= Jane Middleton =

English-born American philanthropist (1818–1885)

Jane Middleton (December 24, 1818 — July 30, 1885) was an English-born American philanthropist, one of the founders and superintendent of the first Home for Aged and Infirm Deaf-Mutes in New York City, located at 220 East 13th Street, from its inception in 1872 until her death in 1885.

==Early life==
Jane Middleton was born in 1818, the eldest child of Robert and Ann Middleton. Her father was a druggist, and the family lived in Manchester, England prior to coming to the United States in 1839.

==Career==
Jane Middleton was employed as matron at the Ohio State School for the Blind during 1845 and 1846. In that capacity Jane worked for William Chapin (1802 – 1888). Upon Chapin's departure from his post, Jane also resigned.
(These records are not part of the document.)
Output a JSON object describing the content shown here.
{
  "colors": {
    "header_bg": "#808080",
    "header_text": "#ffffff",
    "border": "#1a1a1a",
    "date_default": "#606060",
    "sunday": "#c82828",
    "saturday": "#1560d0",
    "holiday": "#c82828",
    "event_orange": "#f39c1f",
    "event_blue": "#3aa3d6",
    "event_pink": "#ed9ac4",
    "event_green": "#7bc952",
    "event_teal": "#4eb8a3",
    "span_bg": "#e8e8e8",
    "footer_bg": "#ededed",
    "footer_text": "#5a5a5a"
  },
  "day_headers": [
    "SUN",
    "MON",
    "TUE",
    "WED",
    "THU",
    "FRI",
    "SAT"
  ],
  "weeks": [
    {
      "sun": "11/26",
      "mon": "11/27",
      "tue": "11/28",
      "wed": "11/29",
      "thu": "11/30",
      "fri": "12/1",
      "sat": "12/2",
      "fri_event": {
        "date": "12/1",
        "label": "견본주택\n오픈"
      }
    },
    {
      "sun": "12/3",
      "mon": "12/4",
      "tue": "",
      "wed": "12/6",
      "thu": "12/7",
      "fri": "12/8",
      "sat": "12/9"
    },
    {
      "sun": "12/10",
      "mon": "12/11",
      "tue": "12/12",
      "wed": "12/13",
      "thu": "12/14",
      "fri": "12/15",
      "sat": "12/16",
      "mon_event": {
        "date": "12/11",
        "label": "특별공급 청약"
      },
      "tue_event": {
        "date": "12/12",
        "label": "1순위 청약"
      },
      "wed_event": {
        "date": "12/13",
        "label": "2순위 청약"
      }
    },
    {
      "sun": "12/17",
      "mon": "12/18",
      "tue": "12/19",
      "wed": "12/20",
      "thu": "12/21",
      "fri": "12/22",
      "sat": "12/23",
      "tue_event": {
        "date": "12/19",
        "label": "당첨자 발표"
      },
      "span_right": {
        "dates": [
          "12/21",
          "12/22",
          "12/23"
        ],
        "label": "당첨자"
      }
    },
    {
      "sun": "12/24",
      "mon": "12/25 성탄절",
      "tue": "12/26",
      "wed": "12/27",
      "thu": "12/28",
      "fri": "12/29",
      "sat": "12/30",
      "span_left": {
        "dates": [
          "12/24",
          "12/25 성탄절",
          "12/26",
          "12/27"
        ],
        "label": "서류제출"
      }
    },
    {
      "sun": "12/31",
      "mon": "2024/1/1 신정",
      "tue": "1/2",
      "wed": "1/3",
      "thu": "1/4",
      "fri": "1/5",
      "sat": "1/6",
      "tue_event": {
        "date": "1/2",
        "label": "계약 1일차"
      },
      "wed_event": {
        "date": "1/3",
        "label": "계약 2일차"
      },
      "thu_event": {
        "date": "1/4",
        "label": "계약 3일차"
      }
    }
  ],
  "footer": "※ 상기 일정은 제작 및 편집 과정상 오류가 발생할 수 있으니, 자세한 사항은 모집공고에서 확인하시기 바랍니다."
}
Upon arrival in New York City, she began work as matron of the Female Christian Home. After years of running boarding houses for Christian young women and men, Jane Middleton opened a home for aged deaf-mutes, the first such establishment in the country. Jane elicited the assistance of Rev. Gallaudet who ran the Church Mission to Deaf Mutes at St. Ann's Church for the Deaf in New York City. In 1872 the transition was complete and Jane became the Home's superintendent, and would continue this work until her death in 1885, apparently without pay.
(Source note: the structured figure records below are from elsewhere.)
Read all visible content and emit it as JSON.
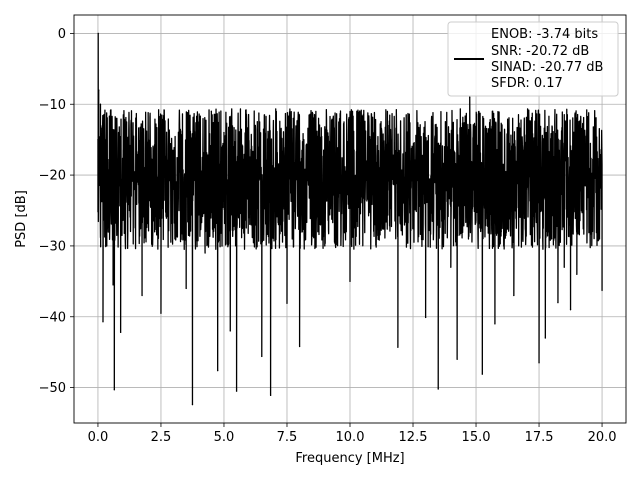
{
  "chart_data": {
    "type": "line",
    "title": "",
    "xlabel": "Frequency [MHz]",
    "ylabel": "PSD [dB]",
    "xlim": [
      -0.95,
      20.95
    ],
    "ylim": [
      -55,
      2.6
    ],
    "xticks": [
      0.0,
      2.5,
      5.0,
      7.5,
      10.0,
      12.5,
      15.0,
      17.5,
      20.0
    ],
    "xtick_labels": [
      "0.0",
      "2.5",
      "5.0",
      "7.5",
      "10.0",
      "12.5",
      "15.0",
      "17.5",
      "20.0"
    ],
    "yticks": [
      0,
      -10,
      -20,
      -30,
      -40,
      -50
    ],
    "ytick_labels": [
      "0",
      "−10",
      "−20",
      "−30",
      "−40",
      "−50"
    ],
    "grid": true,
    "legend": {
      "location": "top-right",
      "lines": [
        "ENOB: -3.74 bits",
        "SNR: -20.72 dB",
        "SINAD: -20.77 dB",
        "SFDR: 0.17"
      ]
    },
    "series": [
      {
        "name": "ENOB: -3.74 bits\nSNR: -20.72 dB\nSINAD: -20.77 dB\nSFDR: 0.17",
        "color": "#000000",
        "description": "noise-like power spectral density, 0 to 20 MHz",
        "noise_floor_mean_db": -20,
        "envelope_upper_db": -10,
        "envelope_lower_db": -30,
        "points": [
          [
            0.0,
            -15
          ],
          [
            0.01,
            0
          ],
          [
            0.03,
            -8
          ],
          [
            0.06,
            -20
          ],
          [
            0.1,
            -10
          ],
          [
            0.15,
            -22
          ],
          [
            0.2,
            -40.7
          ],
          [
            0.25,
            -14
          ],
          [
            0.35,
            -30
          ],
          [
            0.5,
            -18
          ],
          [
            0.6,
            -35.5
          ],
          [
            0.65,
            -50.3
          ],
          [
            0.75,
            -12
          ],
          [
            0.9,
            -42.2
          ],
          [
            1.0,
            -20
          ],
          [
            1.25,
            -25
          ],
          [
            1.5,
            -13
          ],
          [
            1.75,
            -37
          ],
          [
            2.0,
            -17
          ],
          [
            2.25,
            -28
          ],
          [
            2.5,
            -39.5
          ],
          [
            3.0,
            -22
          ],
          [
            3.5,
            -36
          ],
          [
            3.75,
            -52.4
          ],
          [
            4.0,
            -19
          ],
          [
            4.25,
            -31
          ],
          [
            4.5,
            -11
          ],
          [
            4.75,
            -47.6
          ],
          [
            5.0,
            -14
          ],
          [
            5.25,
            -42
          ],
          [
            5.5,
            -50.5
          ],
          [
            5.75,
            -22
          ],
          [
            6.0,
            -26
          ],
          [
            6.5,
            -45.6
          ],
          [
            6.75,
            -15
          ],
          [
            6.85,
            -51.1
          ],
          [
            7.0,
            -20
          ],
          [
            7.5,
            -38.1
          ],
          [
            7.75,
            -12
          ],
          [
            8.0,
            -44.2
          ],
          [
            8.5,
            -24
          ],
          [
            9.0,
            -30
          ],
          [
            9.5,
            -18
          ],
          [
            10.0,
            -35
          ],
          [
            10.5,
            -21
          ],
          [
            11.0,
            -27
          ],
          [
            11.5,
            -13
          ],
          [
            11.9,
            -44.3
          ],
          [
            12.25,
            -26
          ],
          [
            12.75,
            -20
          ],
          [
            13.0,
            -40.1
          ],
          [
            13.5,
            -50.2
          ],
          [
            13.75,
            -16
          ],
          [
            14.0,
            -33
          ],
          [
            14.25,
            -46
          ],
          [
            14.5,
            -20
          ],
          [
            14.75,
            -9
          ],
          [
            15.0,
            -25
          ],
          [
            15.25,
            -48.1
          ],
          [
            15.5,
            -19
          ],
          [
            15.75,
            -41
          ],
          [
            16.0,
            -28
          ],
          [
            16.5,
            -37
          ],
          [
            17.0,
            -22
          ],
          [
            17.5,
            -46.5
          ],
          [
            17.75,
            -43
          ],
          [
            18.0,
            -29
          ],
          [
            18.25,
            -38
          ],
          [
            18.5,
            -33
          ],
          [
            18.75,
            -39
          ],
          [
            19.0,
            -34
          ],
          [
            19.5,
            -24
          ],
          [
            20.0,
            -36.3
          ]
        ]
      }
    ]
  }
}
The First Annual Report of the Trustees of the Church Mission To Deaf-Mutes noted in 1873 that the society had founded a home for elderly and ill deaf-mutes at 220 East Thirteenth Street, New York, under the care of Miss Jane Middleton. Middleton arranged for several local private physicians, along with doctors at the New York Eye and Ear Infirmary also located at 2nd Avenue and 13th Street, to donate their time and services to the Home.
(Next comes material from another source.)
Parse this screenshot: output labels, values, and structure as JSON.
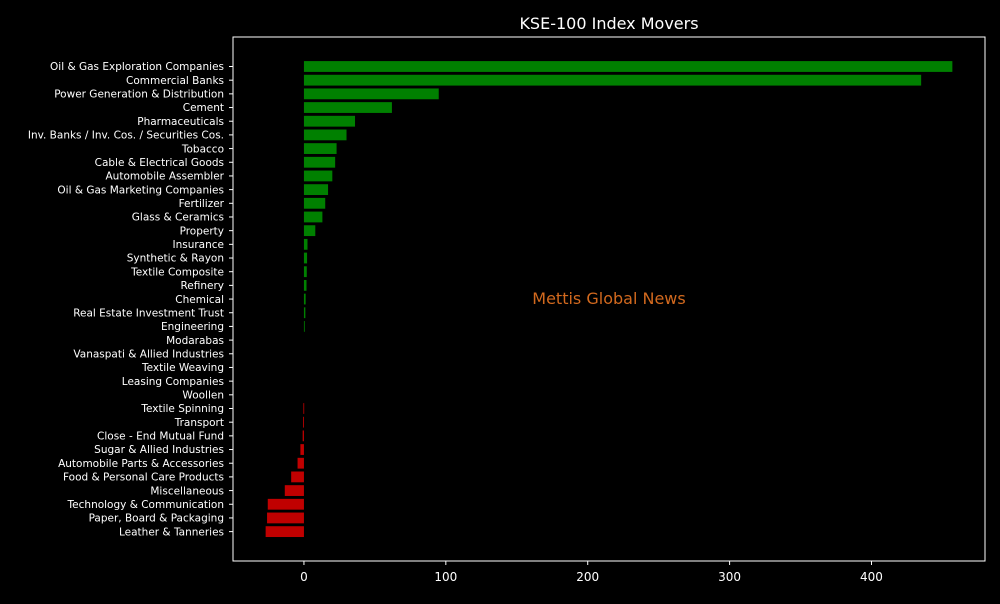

The Home offered its residents picnics, literary excursions and holiday observances. A New York Herald reporter described an 1878 visit in glowing terms. Visitors from both the local deaf community, and those visiting from other cities often stopped to call. These visits were often reported in the newspapers, along with an appeal for funds and donations of needed clothing and other goods.

==Legacy==
Jane Middleton died suddenly of an "apoplectic attack" in summer 1885, while working in New York City. Her funeral on August 2 that year was held at St. Ann's Church, with a eulogy by the Rev. Dr. Thomas Gallaudet. Her remains were interred at Woodlawn Cemetery in the Bronx.

Soon after Miss Middleton's death the home was relocated to a farm near Poughkeepsie, New York, and was officially opened and renamed The Gallaudet Home for Deaf-Mutes. The residents of the original Home for Aged and Infirm Deaf-Mutes on East 13th Street moved to a home outside of New York City.